The electrochemical method usually uses the dissolved oxygen sensor to conduct oxygen measurement. It is the most critical criterion for determining the efficiency of the water in our surroundings and the need for the survival of higher aquatic creatures. Through film, the dissolved oxygen content is measured by its diffusion rate. The dissolved oxygen sensor is highly in demand and has a significant role in monitoring environmental conditions, especially aquaculture development.

For deployment measurements and process monitoring, the dissolved oxygen sensor is connected to a metre for spot field and laboratory applications or to a data-logging, processes monitor, or transmitter. The pollutant in the water is often responsible for clogging the electrochemical sensor’s film.
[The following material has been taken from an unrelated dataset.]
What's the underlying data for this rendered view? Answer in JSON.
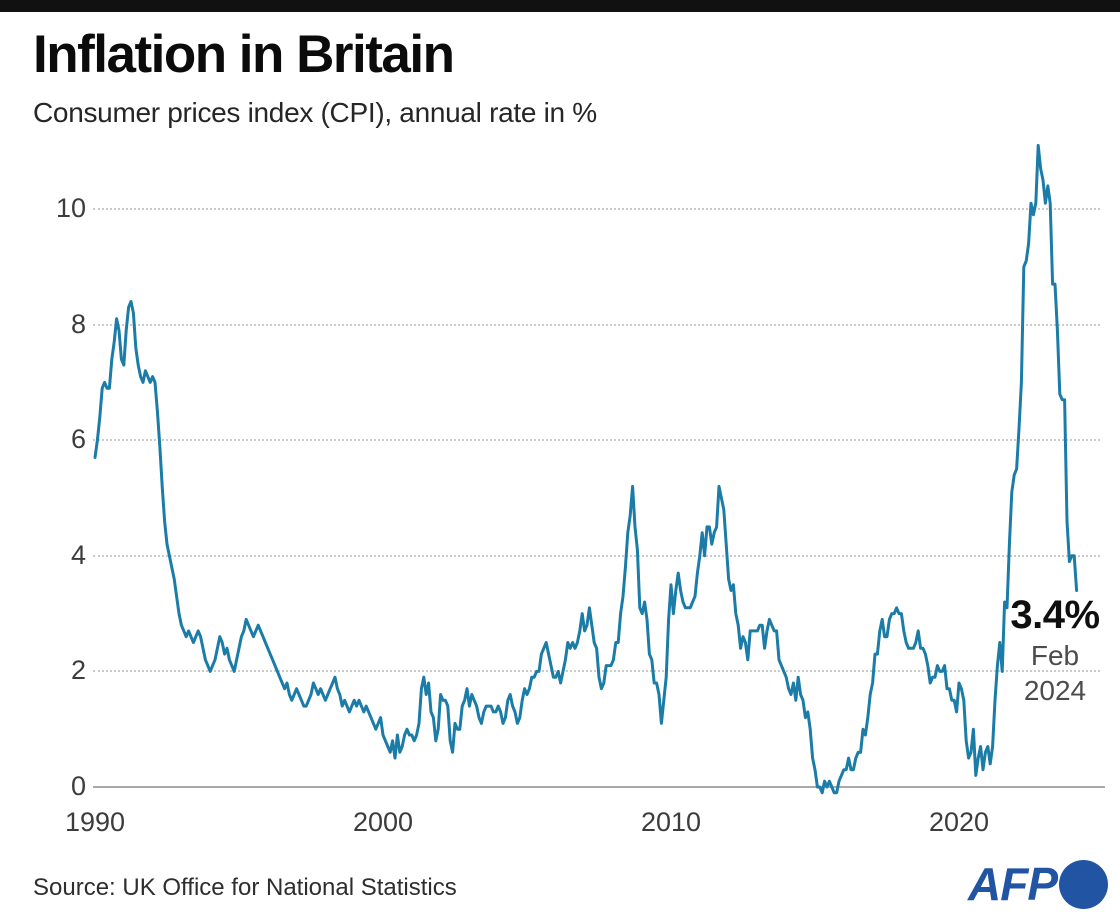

Dissolved oxygen as a water conductivity sensor enters the water by absorption directly through the atmosphere, photosynthesis as a bi-product of aquatic plant life, and another factor that causes rapid movements in the surroundings. An intelligent dissolved oxygen sensor’s significant duties are automatically monitoring water temperature, dissolved oxygen concentration, recalibrating the device, and cleaning the probe. A good design structure can achieve the measurement system’s safety, accuracy, stability, and long service life.

What Constitutes A Dissolved Oxygen Sensor?

The electrode of a water conductivity sensor is composed of a coated primary battery electrode or polarographic electrode. It has oxygen as its cathode and lead as its anode because the sensor was initially made out of an oxygen battery. Because oxygen must be discharged through metal, silver wire with electrolyte within and a coating from the outside is used for isolation. Zirconium oxide is the main component in constructing the sensor inorder to make use of the sensor’s thermal driven electrochemical fuel cell. Two platinum electrodes are mounted on zirconium oxide to link the output voltage to a control module.

Factors Influencing Water Dissolved Oxygen Levels

The following factors determine the quantity of dissolved oxygen in water:

Depth of the water

When the water concentration increases, the wind creating waves on the surface increases the DO due to the shallow water surface. Colder and deeper freshwaters may contain more significant amounts of dissolved oxygen due to microbial breakdown, lack of air interaction for transmission, and the unavailability of photosynthesis.


Because bacteria feeding on organics and decaying materials need oxygen in their respiration, the lower bioactivity of microorganisms in water results in a greater concentration of DO.


Since oxygen molecules travel very slowly at lower temperatures, a body of water with lower temperatures may hold more dissolved oxygen. Hot water allows gaseous oxygen to circulate freely and evaporate into the atmosphere.

Atmospheric pressure

Retaining more dissolved oxygen can be allowed in higher atmospheric pressure. Water can hold more oxygen molecules when there is increasing pressure above.


Since salts impact the solubility of gases, they are effectively driven out of the water; lower salinity adds to a greater concentration of DO.

What Are The Benefits Of Using A Dissolved Oxygen Sensor?

Monitoring dissolved oxygen and treating it to maintain correct DO levels in many water purification processes are critical duties. Although dissolved oxygen is required for life and treatment, it may also be harmful, causing oxidation, ruining machinery, and impairing product quality. Dissolved oxygen has an impact on:

Regulatory Compliance

Before wastewater may be released into a stream, lake, river, or canal, it must frequently meet specified DO concentrations to ensure compliance with laws. Dissolved oxygen is required in healthy waters that can sustain life.

Process Control

DO concentrations are essential for controlling biological wastewater treatment and the biofiltration stage of drinking water production. In specific industrial uses (for example, power generation), DO is harmful to steam creation and must be eliminated, as well as its concentrations.


Water that lacks adequate DO becomes nasty and harmful, impacting the environment, drinking water, and other items. To quantify DO, this approach utilises light and luminous substances. These conductors are easier to manage and maintain their calibration and therefore are not affected by hydrogen sulphide or other gases. They provide accuracy, consistency, and repeatability, as well as 60-second reaction times.

How To Maintain a Dissolved Oxygen Sensor?

Every one to three months, they should carry out maintenance operations. It involves cleansing the probe’s anode/cathode assembly, refilling the electrolyte solution, then changing the membrane cover is all part of the process. Electrolyte and membrane cap change is required for dissolved oxygen probes every two weeks to six months, depending on use and sample type. After its ability to decrease oxygen is gone, the electrolyte must be supplied regularly. If the membrane gets discoloured, wrinkled, or ripped, you should change the membrane cap. The first step in troubleshooting if dissolved oxygen measurements become irregular or empirically validated is to execute probe maintenance operations.


The dissolved oxygen sensor is a device that is used to evaluate the environmental quality of water by detecting the quantity of oxygen present in it.